Shares in Italian banks tumbled earlier this year when the European Central Bank requested further information on their portfolios of bad debts.
"The issues with Italian banks keeps us up at night," Oughourlian told CNBC.
In light of concerns, Italy has established a fund to provide backup recapitalization for smaller, weaker lenders. The fund will use cash provided on a voluntary basis by the financial sector. Italy's finance minister has emphasized that no state aid is involved.
Oughourlian forecast more volatility was to come for Italian banks and said it might not be the most debt-burdened banks who were worst affected.
"It is not clear to me that the weakest banks from a NPL or capital structure (perspective) are going to be the main losers. I suspect they are going to suffer a great deal, but I think some of the well-capitalized banks might have issues as well, because they might be called on by the regulators and by the Italian government to help the weaker players," he told CNBC.
Ernesto Lienhard, CEO of investment firm BAF added that it would be "very difficult" to improve the caliber of Italian banks.
Stefano Prosperi, the CEO of Kairos Investment Management, was also pessimistic about Italy.
"Although Italy is the worst performing market in Europe we don't think now is the right time to make a macro call and go long on Italy," he told CNBC at the Investors Choice Awards on Tuesday.
'Racy' Greek banks
Rudolf Bohli, the CEO and CIO of RBR Capital, was more optimistic about investing in Greek banks.

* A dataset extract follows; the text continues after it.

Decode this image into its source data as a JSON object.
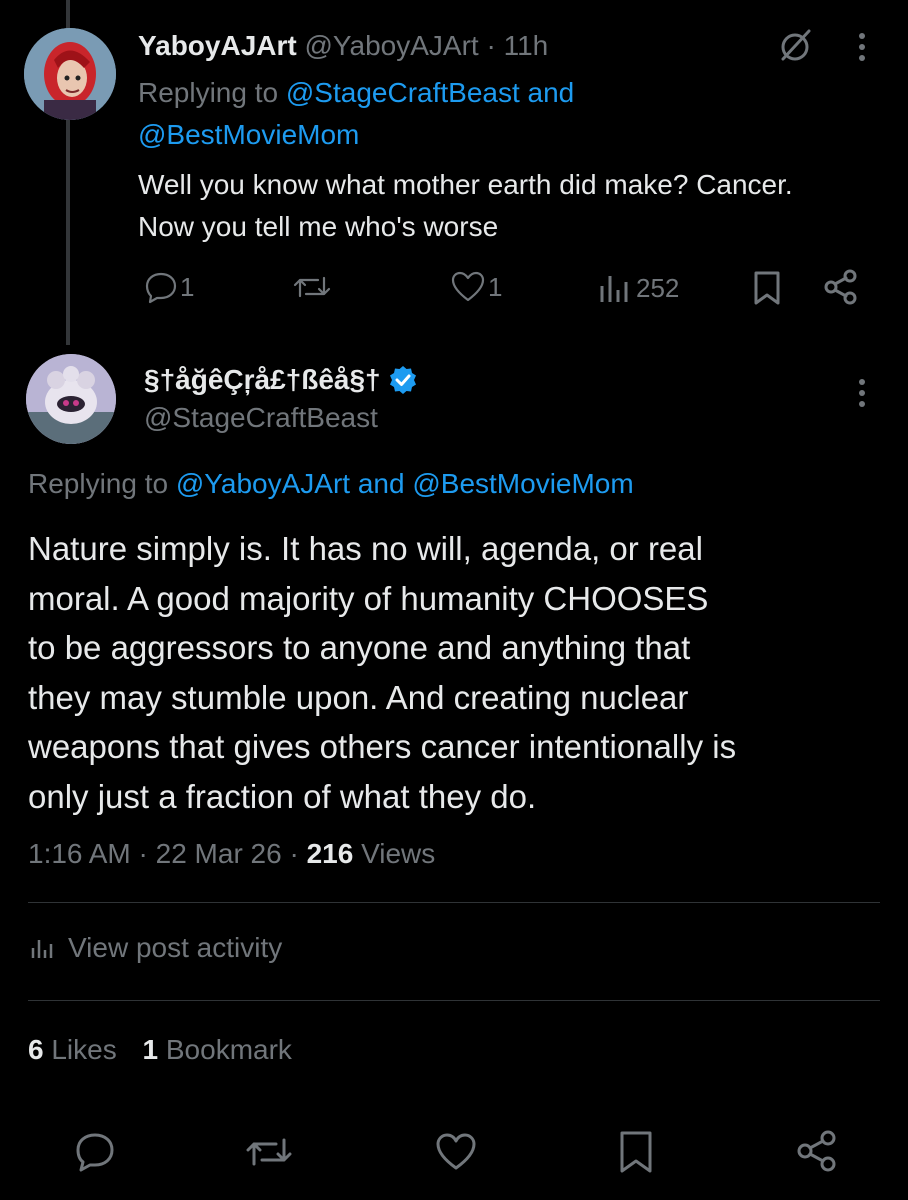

"We like financials and if you like it a little bit racy, then I think the real big upside is in Greece," Bohli told CNBC on Tuesday.
"So we love Greek banks. We think they have an opportunity to triple in price from here. It might take a while, maybe two or three years, but it is a very decent upside," he added.
"Piraeus is probably the one with the biggest upside; Alpha banks is typically seen as the one that is best managed — so pick your poison," Bohli told CNBC.